Carlton figured it best we get shed of the outlaw, quick as we could. And being as how them Chickasaws had such a fine, sturdy, brick courthouse and jail, we could dump him off with the Indian police in Tishomingo, and go on our way to Fort Worth and Hell’s Half Acre. Sounded like a good plan to me, so that’s what we did.
But as we dragged Coyle off his horse and pushed him toward them Chickasaw folks’ well-built brick building, and the certainty of a spell behind bars before being shipped off to Fort Smith and hanged, we bumped into Deputy Marshal Heck Taylor.
Heck strolled from the front door of the courthouse and grabbed me by the hand. A robust, vigorous man who appeared to have never met a skillet full of eggs or slab of bacon he didn’t like, he sported an outsized handlebar mustache and a friendly, jovial disposition. Those traits tended to belie a deadly adversary when hot lead started flying his direction.
We shook and he said, “What you got here, Tilden? Looks like the one and only Morton Coyle, to me.”
“That’s the man, Heck. We caught him up near Wild Cat Creek on Pine Mountain in the company of other killers just as bad—or worse. Had to shoot hell out of a couple of them—Buck Crowder and Selby Hillhouse.”
Taylor’s blue-eyed gaze flicked from Carlton to Coyle to me before he said, “My sweet Lord. You boys done went and killed Selby Hill
house?”
Carlton grunted and said, “Deader’n a rotten willow stump. But it came at a mighty dear cost. Sorry son of Satan stabbed Billy Bird to death, ’fore we could stop it.”
“Oh, my God. You don’t mean it? Killed Marshal Billy Bird, did he? Well, that Hillhouse feller was a bad ’un. And to tell the righteous truth, I’ve got a warrant for him right here in my vest pocket.”
“What’s it for?” I asked.
“He murdered a traveling dentist from over near Van Buren. Caught the defenseless tooth-puller about ten miles outside Vinita. Shot the man for four dollars and a horse. Had hoped to bring the murderin’ skunk in myself, but if you’ve put him in the ground, that’s just as good.”
Carl said, “Tell you what we’ll do, Heck. Bein’ as how Hayden done went and snatched a bit of change from your pocket by rubbing out Hillhouse, we’ll let you have this insect as a replacement.” He pushed Coyle toward Taylor. “All you have to do is take him back to Arkansas and collect whatever you can get on him. We’ve gotta make a quick trip to Fort Worth. Have information that the Dawson bunch is hiding out in Hell’s Half Acre.”
“One condition, though,” I added.
The full-bodied marshal muscled Coyle into a chair sitting beside the courthouse door, grinned, and said, “Figured there had to be a catch.
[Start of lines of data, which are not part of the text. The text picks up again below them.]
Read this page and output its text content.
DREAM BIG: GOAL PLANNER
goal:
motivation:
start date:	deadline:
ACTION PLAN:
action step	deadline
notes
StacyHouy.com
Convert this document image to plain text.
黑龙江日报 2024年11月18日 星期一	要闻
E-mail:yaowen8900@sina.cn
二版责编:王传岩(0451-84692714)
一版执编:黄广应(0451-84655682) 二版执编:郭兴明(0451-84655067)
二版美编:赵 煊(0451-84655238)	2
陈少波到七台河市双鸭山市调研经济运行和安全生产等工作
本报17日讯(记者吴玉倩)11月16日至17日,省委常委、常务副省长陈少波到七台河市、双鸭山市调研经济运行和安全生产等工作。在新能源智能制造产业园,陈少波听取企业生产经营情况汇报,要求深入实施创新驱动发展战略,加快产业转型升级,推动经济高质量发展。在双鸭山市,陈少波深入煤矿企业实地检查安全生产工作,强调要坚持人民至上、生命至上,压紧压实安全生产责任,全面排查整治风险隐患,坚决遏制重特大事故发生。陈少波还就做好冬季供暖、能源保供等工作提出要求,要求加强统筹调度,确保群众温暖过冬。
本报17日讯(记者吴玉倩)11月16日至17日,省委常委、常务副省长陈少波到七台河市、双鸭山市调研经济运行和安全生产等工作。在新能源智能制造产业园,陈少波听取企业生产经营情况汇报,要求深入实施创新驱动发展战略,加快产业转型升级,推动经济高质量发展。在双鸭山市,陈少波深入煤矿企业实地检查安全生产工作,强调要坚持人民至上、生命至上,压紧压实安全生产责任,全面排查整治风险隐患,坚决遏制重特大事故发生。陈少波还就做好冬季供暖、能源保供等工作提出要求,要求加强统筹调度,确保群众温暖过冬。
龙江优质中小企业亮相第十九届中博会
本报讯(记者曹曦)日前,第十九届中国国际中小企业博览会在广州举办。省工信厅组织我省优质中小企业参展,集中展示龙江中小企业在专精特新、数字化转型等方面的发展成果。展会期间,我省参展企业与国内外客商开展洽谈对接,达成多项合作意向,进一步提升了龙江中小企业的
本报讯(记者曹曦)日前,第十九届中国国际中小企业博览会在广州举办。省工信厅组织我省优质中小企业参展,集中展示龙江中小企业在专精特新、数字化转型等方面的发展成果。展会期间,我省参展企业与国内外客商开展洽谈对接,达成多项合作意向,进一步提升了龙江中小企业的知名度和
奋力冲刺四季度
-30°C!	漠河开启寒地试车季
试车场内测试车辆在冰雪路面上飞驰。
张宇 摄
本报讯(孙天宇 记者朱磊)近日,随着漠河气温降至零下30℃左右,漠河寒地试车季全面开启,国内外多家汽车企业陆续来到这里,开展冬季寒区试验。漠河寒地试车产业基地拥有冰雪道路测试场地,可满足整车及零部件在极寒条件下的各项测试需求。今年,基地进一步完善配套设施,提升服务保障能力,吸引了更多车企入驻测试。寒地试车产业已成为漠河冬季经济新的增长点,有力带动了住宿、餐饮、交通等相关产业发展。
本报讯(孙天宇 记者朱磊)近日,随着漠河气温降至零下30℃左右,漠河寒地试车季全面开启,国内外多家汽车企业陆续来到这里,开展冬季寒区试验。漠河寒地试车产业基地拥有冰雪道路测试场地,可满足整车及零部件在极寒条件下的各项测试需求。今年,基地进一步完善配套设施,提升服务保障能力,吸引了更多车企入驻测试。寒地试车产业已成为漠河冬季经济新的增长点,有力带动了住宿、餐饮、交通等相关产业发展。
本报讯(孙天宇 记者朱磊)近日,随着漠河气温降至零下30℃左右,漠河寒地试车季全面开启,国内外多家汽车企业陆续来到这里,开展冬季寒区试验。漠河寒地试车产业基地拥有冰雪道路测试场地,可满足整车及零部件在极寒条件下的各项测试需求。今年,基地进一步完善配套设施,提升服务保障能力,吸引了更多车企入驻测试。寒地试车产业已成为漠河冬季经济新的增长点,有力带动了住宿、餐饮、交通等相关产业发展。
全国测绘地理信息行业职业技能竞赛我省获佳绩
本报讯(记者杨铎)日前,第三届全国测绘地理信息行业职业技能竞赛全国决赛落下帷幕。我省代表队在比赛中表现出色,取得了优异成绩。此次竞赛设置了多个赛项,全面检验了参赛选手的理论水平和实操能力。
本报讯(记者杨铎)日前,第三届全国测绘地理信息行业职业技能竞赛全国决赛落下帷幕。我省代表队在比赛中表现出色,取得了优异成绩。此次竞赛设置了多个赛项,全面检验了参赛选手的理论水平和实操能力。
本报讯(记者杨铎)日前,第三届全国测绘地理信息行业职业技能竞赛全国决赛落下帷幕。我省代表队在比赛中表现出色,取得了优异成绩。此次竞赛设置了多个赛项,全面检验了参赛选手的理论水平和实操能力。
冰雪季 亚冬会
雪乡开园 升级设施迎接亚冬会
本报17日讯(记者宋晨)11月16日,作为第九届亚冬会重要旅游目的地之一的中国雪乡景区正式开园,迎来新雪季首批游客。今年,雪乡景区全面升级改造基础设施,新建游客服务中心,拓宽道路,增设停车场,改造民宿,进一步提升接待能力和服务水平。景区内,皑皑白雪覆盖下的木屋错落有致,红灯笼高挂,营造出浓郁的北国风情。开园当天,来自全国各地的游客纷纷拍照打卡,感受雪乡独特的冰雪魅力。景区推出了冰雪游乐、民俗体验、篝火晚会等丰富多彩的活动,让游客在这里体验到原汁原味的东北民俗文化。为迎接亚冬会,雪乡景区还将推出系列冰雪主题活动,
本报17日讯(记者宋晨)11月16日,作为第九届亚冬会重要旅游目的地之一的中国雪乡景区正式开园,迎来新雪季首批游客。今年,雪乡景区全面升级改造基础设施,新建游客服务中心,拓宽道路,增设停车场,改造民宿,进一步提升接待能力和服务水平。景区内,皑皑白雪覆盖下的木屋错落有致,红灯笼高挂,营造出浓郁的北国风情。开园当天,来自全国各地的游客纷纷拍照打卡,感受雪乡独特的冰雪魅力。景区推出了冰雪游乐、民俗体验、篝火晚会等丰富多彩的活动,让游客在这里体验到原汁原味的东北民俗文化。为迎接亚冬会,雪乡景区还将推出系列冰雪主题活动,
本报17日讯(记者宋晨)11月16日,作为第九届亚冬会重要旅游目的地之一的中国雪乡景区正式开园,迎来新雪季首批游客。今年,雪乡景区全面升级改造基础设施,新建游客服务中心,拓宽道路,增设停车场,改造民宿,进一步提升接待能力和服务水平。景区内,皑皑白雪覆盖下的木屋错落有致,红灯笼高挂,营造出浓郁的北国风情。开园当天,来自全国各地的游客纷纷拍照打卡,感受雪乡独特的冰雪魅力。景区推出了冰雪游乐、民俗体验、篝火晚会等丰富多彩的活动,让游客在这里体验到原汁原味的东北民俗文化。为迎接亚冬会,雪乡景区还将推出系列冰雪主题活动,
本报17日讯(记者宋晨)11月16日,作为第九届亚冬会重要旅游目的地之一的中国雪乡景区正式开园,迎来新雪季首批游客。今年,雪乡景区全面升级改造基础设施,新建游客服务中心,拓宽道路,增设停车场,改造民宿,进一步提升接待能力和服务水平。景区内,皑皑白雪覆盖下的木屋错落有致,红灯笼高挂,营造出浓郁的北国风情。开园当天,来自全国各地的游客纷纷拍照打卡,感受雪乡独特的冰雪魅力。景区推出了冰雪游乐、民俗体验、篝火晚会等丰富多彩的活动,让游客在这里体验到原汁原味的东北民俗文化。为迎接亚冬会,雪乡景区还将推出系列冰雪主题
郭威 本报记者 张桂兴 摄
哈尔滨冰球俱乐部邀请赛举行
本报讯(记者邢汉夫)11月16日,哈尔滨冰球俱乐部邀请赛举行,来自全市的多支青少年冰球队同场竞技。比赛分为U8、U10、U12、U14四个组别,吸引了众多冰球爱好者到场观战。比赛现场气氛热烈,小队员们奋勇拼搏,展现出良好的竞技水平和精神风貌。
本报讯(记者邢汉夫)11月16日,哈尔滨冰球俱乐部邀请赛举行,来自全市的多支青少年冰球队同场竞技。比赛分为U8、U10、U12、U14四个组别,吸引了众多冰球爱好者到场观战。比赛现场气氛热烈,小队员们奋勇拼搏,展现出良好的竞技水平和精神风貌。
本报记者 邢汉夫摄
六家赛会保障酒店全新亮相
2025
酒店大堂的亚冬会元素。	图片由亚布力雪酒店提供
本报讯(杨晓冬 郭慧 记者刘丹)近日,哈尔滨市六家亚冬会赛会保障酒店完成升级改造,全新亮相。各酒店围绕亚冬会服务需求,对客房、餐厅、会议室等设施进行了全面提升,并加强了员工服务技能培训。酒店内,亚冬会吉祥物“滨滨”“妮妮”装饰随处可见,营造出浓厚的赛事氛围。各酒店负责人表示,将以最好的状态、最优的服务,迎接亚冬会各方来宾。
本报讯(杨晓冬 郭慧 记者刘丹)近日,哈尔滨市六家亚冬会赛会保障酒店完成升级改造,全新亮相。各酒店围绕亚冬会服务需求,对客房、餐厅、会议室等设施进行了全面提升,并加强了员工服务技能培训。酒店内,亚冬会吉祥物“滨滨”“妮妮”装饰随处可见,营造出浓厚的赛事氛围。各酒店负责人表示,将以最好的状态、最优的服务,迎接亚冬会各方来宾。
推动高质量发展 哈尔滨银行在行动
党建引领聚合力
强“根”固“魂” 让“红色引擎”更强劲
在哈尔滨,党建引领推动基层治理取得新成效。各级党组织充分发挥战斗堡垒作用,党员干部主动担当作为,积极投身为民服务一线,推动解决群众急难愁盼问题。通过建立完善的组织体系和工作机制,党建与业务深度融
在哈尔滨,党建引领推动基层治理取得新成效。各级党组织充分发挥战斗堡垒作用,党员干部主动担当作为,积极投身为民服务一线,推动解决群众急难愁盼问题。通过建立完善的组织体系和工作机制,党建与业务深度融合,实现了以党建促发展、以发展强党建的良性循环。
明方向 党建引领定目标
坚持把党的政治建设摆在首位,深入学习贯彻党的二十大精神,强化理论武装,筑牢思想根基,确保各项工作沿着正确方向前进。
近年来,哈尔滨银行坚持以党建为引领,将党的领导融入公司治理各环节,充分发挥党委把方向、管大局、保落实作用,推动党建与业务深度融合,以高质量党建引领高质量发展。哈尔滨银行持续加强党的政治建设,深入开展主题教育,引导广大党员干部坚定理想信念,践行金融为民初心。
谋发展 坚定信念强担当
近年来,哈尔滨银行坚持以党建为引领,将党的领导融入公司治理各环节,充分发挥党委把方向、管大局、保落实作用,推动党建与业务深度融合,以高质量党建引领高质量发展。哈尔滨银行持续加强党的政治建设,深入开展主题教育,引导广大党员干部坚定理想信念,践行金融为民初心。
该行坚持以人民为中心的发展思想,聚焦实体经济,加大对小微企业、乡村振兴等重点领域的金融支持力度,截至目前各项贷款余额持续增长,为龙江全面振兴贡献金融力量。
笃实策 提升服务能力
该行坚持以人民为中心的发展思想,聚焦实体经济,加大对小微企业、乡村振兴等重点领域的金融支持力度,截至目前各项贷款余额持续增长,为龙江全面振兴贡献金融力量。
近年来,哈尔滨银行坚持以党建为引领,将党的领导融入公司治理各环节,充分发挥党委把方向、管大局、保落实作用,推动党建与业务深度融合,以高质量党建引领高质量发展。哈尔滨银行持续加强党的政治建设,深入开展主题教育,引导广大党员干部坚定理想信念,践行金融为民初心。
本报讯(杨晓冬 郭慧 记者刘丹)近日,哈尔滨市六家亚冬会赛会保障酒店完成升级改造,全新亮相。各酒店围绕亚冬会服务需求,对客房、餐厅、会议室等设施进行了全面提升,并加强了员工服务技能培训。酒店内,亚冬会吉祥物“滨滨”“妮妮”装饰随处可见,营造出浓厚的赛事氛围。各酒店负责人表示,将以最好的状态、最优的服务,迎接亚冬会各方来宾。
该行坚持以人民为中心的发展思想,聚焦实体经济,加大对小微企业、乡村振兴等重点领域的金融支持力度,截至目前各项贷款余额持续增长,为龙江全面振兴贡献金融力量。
And what would that be, Marshal Tilden?”
“Do you have any posse men along with you on this trip?”
“Why, yes, I do as a matter of plain fact. Nate Swords. Fine feller. Better at coverin’ my back than any man I’ve ever rode with. Trust him with my life.”
“We’ll trade you Coyle for Swords,” I said. “Need at least one more gunhand along with us for this trip. Actually, could use two or three, but we’ll settle for Swords.”
Taylor’s gaze darted over my shoulder. He raised a beefy hand and pointed. “Well, here he comes now. Monetary proposition you’ve presented sounds fine to me. But you’ll have to talk with Nate ’bout goin’ to Texas. I cain’t be makin’ such decisions for the man.”